Blogger tarafından desteklenmektedir.

Guguk Kuşu Film İncelemesi



"Deliliğin ilk tedavi denemeleri taş devrine dayanır. O dönemlerde; topluma ayak uyduramayan, şiddete eğilimli insanların bedenlerine kötü ruhların hükmettiğine inanılmış ve bedeni kötü ruhlardan arındırmak için bir şaman yöntemi olarak; kafatasları delinmiştir. Dünyaya dinlerin hükmettiği Ortaçağ döneminde ise; deliler Tanrı tarafından cezalandırılmış sayıldıkları için toplumdan dışlanmış, çoğunlukla taşlanarak öldürülmüşlerdir. Modern bilimin ilk kez ortaya çıktığı Rönesans’ta; birçok bilim adamı kendini bu hastalığın tedavisini bulmaya adamış ancak başarılı olamamıştır. Aynı dönemde bazı yazar ve ressamlar deliliğin bir ceza değil, bir hastalık olduğuna inanmış ve toplumun geri kalanına karşı onları savunmuşlardır ancak Rönesans dönemindeki delilerin yaşamlarını incelediğimizde; büyük bir kısmının panayırlarda para karşılığı, halka gösterilerek “akıllı” insanlara gelir kaynağı olduğunu görüyoruz. 17. yüzyılda Descartes’ın ortaya koyduğu “Sensorium Commune” teorisiyle; deliliğin bir akıl hastalığı olduğu düşüncesi yaygınlaşmıştır ancak bu dönemde de halka zarar gelmesi korkusuyla deliler ıssız adalara terk edilmiştir. Psikiyatri dalı ilk kez 18.yüzyılda ortaya çıkmıştır. O yıllardan günümüze kadarki dönemde; çok sayıda psikiyatrist yetişmiş, çeşitli tedavi yöntemleri üretilmiştir ancak deliler bugün hala, toplumda olmaları gereken yerde değillerdir.

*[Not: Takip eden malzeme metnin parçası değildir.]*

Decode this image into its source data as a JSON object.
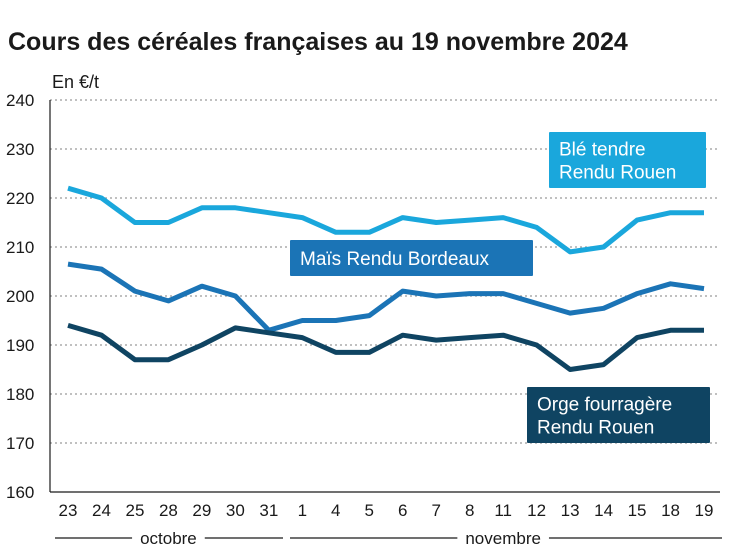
{
  "title": "Cours des céréales françaises au 19 novembre 2024",
  "chart_data": {
    "type": "line",
    "title": "Cours des céréales françaises au 19 novembre 2024",
    "ylabel": "En €/t",
    "ylim": [
      160,
      240
    ],
    "yticks": [
      160,
      170,
      180,
      190,
      200,
      210,
      220,
      230,
      240
    ],
    "grid": true,
    "categories": [
      "23",
      "24",
      "25",
      "28",
      "29",
      "30",
      "31",
      "1",
      "4",
      "5",
      "6",
      "7",
      "8",
      "11",
      "12",
      "13",
      "14",
      "15",
      "18",
      "19"
    ],
    "months": [
      {
        "label": "octobre",
        "from": 0,
        "to": 6
      },
      {
        "label": "novembre",
        "from": 7,
        "to": 19
      }
    ],
    "series": [
      {
        "name": "Blé tendre Rendu Rouen",
        "label_lines": [
          "Blé tendre",
          "Rendu Rouen"
        ],
        "color": "#1aa7dc",
        "values": [
          222,
          220,
          215,
          215,
          218,
          218,
          217,
          216,
          213,
          213,
          216,
          215,
          215.5,
          216,
          214,
          209,
          210,
          215.5,
          217,
          217
        ]
      },
      {
        "name": "Maïs Rendu Bordeaux",
        "label_lines": [
          "Maïs Rendu Bordeaux"
        ],
        "color": "#1b74b6",
        "values": [
          206.5,
          205.5,
          201,
          199,
          202,
          200,
          193,
          195,
          195,
          196,
          201,
          200,
          200.5,
          200.5,
          198.5,
          196.5,
          197.5,
          200.5,
          202.5,
          201.5
        ]
      },
      {
        "name": "Orge fourragère Rendu Rouen",
        "label_lines": [
          "Orge fourragère",
          "Rendu Rouen"
        ],
        "color": "#0f4462",
        "values": [
          194,
          192,
          187,
          187,
          190,
          193.5,
          192.5,
          191.5,
          188.5,
          188.5,
          192,
          191,
          191.5,
          192,
          190,
          185,
          186,
          191.5,
          193,
          193
        ]
      }
    ]
  }
}
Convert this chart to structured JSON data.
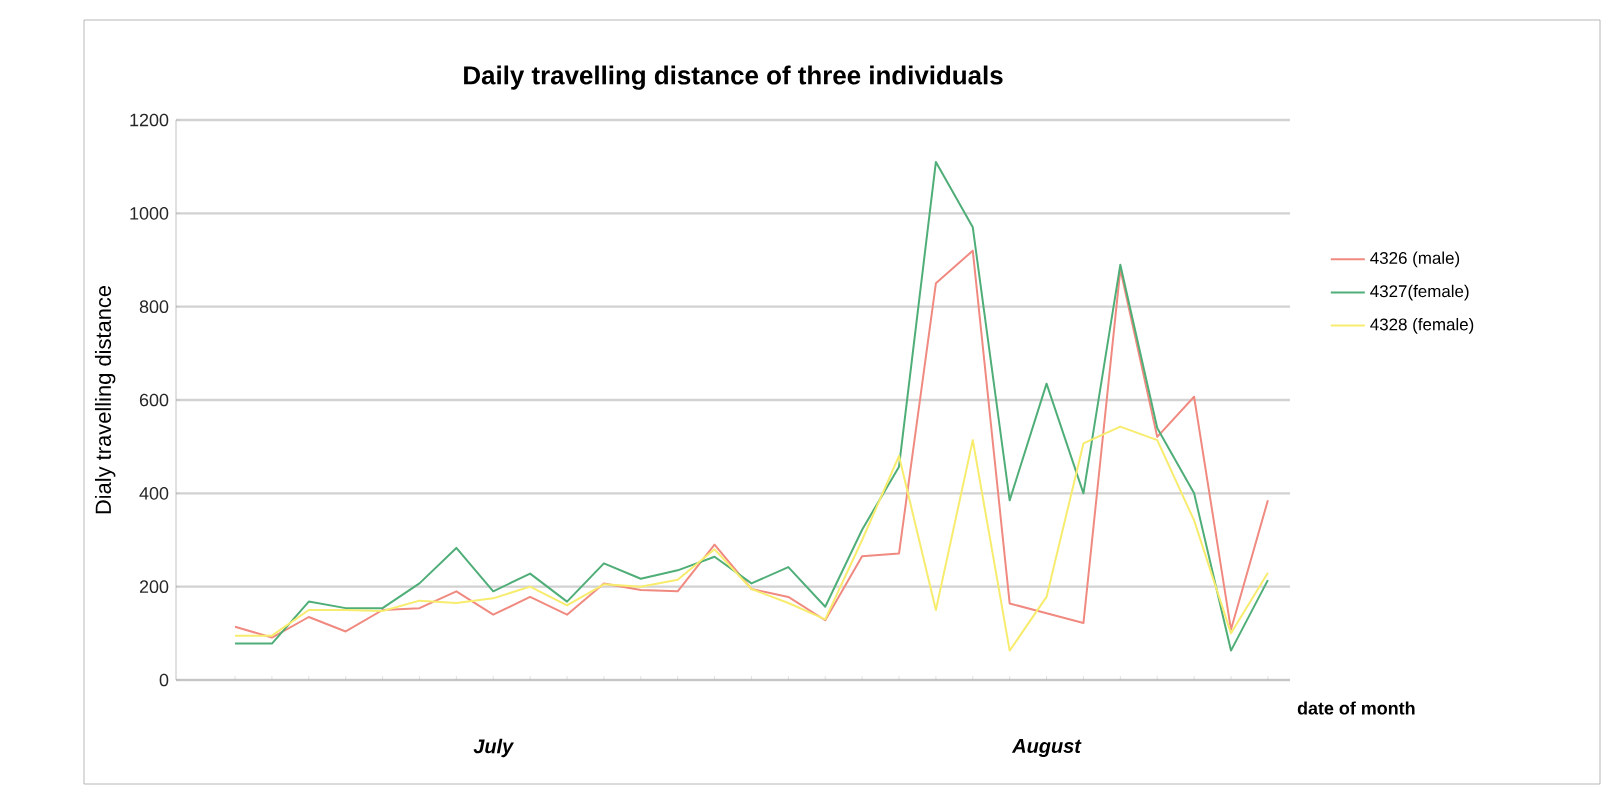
{
  "chart_data": {
    "type": "line",
    "title": "Daily travelling distance of three individuals",
    "ylabel": "Dialy  travelling distance",
    "xlabel": "date of month",
    "annotations": [
      "July",
      "August"
    ],
    "categories": [
      null,
      null,
      null,
      null,
      null,
      null,
      null,
      null,
      null,
      null,
      null,
      null,
      null,
      null,
      null,
      null,
      null,
      null,
      null,
      null,
      null,
      null,
      null,
      null,
      null,
      null,
      null,
      null,
      null
    ],
    "ylim": [
      0,
      1200
    ],
    "yticks": [
      0,
      200,
      400,
      600,
      800,
      1000,
      1200
    ],
    "grid": "y",
    "legend": "right",
    "marker": "none",
    "line_style": "solid",
    "series": [
      {
        "name": "4326 (male)",
        "color": "#f08a80",
        "values": [
          114,
          91,
          135,
          104,
          150,
          154,
          190,
          140,
          178,
          140,
          207,
          193,
          190,
          290,
          195,
          178,
          128,
          265,
          271,
          850,
          920,
          164,
          143,
          122,
          880,
          521,
          607,
          108,
          385
        ]
      },
      {
        "name": "4327(female)",
        "color": "#4fae78",
        "values": [
          78,
          78,
          168,
          154,
          154,
          207,
          283,
          190,
          228,
          168,
          250,
          217,
          235,
          264,
          207,
          242,
          157,
          322,
          457,
          1110,
          970,
          385,
          635,
          400,
          890,
          540,
          400,
          63,
          214
        ]
      },
      {
        "name": "4328 (female)",
        "color": "#f7ec6e",
        "values": [
          95,
          95,
          150,
          150,
          148,
          170,
          165,
          175,
          200,
          160,
          205,
          200,
          215,
          280,
          195,
          165,
          130,
          300,
          480,
          150,
          514,
          63,
          178,
          507,
          543,
          514,
          342,
          100,
          230
        ]
      }
    ]
  }
}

Guguk Kuşu (One Flew Over The Cuckoo’s Nest); 50’lerin sonunda bir akıl hastanesinde geçiyor. Çeşitli suçlardan hapse giren McMurphy; oradan kaçmayı başaramayınca deli taklidi yaparak, kendini daha az güvenlik önlemi bulunan bir akıl hastanesine aldırıyor. Başta amacı, güvenlik açığından faydalanarak özgürlüğüne kavuşmakken; bir süre sonra kurduğu dostluklar, onu bulunduğu yere bağlıyor ve ona deli olmayı sevdiriyor. Kaçıp gitmek yerine; acımasız tedavi yöntemlerine maruz kalan arkadaşlarıyla birlik olmayı tercih ediyor. İçinde bulundukları tutsaklıktan bihaber olan bir ton delinin hayatlarında farkındalık yaratıyor.



Filmde gerçek akıl hastalarının yanı sıra; dışarıdaki ortama uyum sağlayamayacakları düşüncesiyle, sağlıklı oldukları halde orada kalmayı tercih edenler de var. Bir kez “deli” damgası yedikten sonra, tekrar toplumun bir bireyi olmanın mümkün olmadığına inanıyorlar.
Esaret, özgürlük tutkusu, sınıf ayrılıkları ve hümanizm çevresinde gelişen film; otoriteyi ve totaliter sistemi eleştiriyor. Louise Fletcher’ın canlandırdığı hemşire karakteri üzerinden, baskıcı devlet sistemine gönderme yapıyor. Toplumun ahlaki kurallarının yıprattığı demokratik yapıyı sorguluyor.




Stanley Kubrick’in Otomatik Portakal (A Clockwork Orange, 1971) filmiyle hemen hemen aynı tema işleniyor olmasına rağmen; farklı bir yönetmenin dokunuşuyla delilik konusu, Otomatik Portakal’daki tüyleri diken diken eden o sinir bozucu havasından kurtulup, sempatik bir filme dönüşüyor.
Ken Kesey’in 1962 yılında yayınlanan, aynı adlı eserinden uyarlanan senaryo Milos Forman tarafından beyazperdeye aktarılmış. Başrollerde Jack Nicholson ve Louise Fletcher var. Jack Nicholson; canlandırdığı McMurphy rolüyle, oyunculuk kariyerini bir başka boyuta sürüklüyor ve 1980 yılında çekilecek The Shining filminde göstereceği başarıyı müjdeliyor. Performanslarıyla Akademi Ödülü’ne layık görülen bu iki oyuncuya; Danny DeVito ve Christopher Lloyd eşlik ediyor. 1976 yılında 9 dalda Akademi Ödülleri’ne aday gösterilen film; “En İyi Film” dahil 5 dalda ödül kazanıyor ve İsveç’te tam 12 sene vizyonda kalarak bir dünya rekoruna imza atıyor."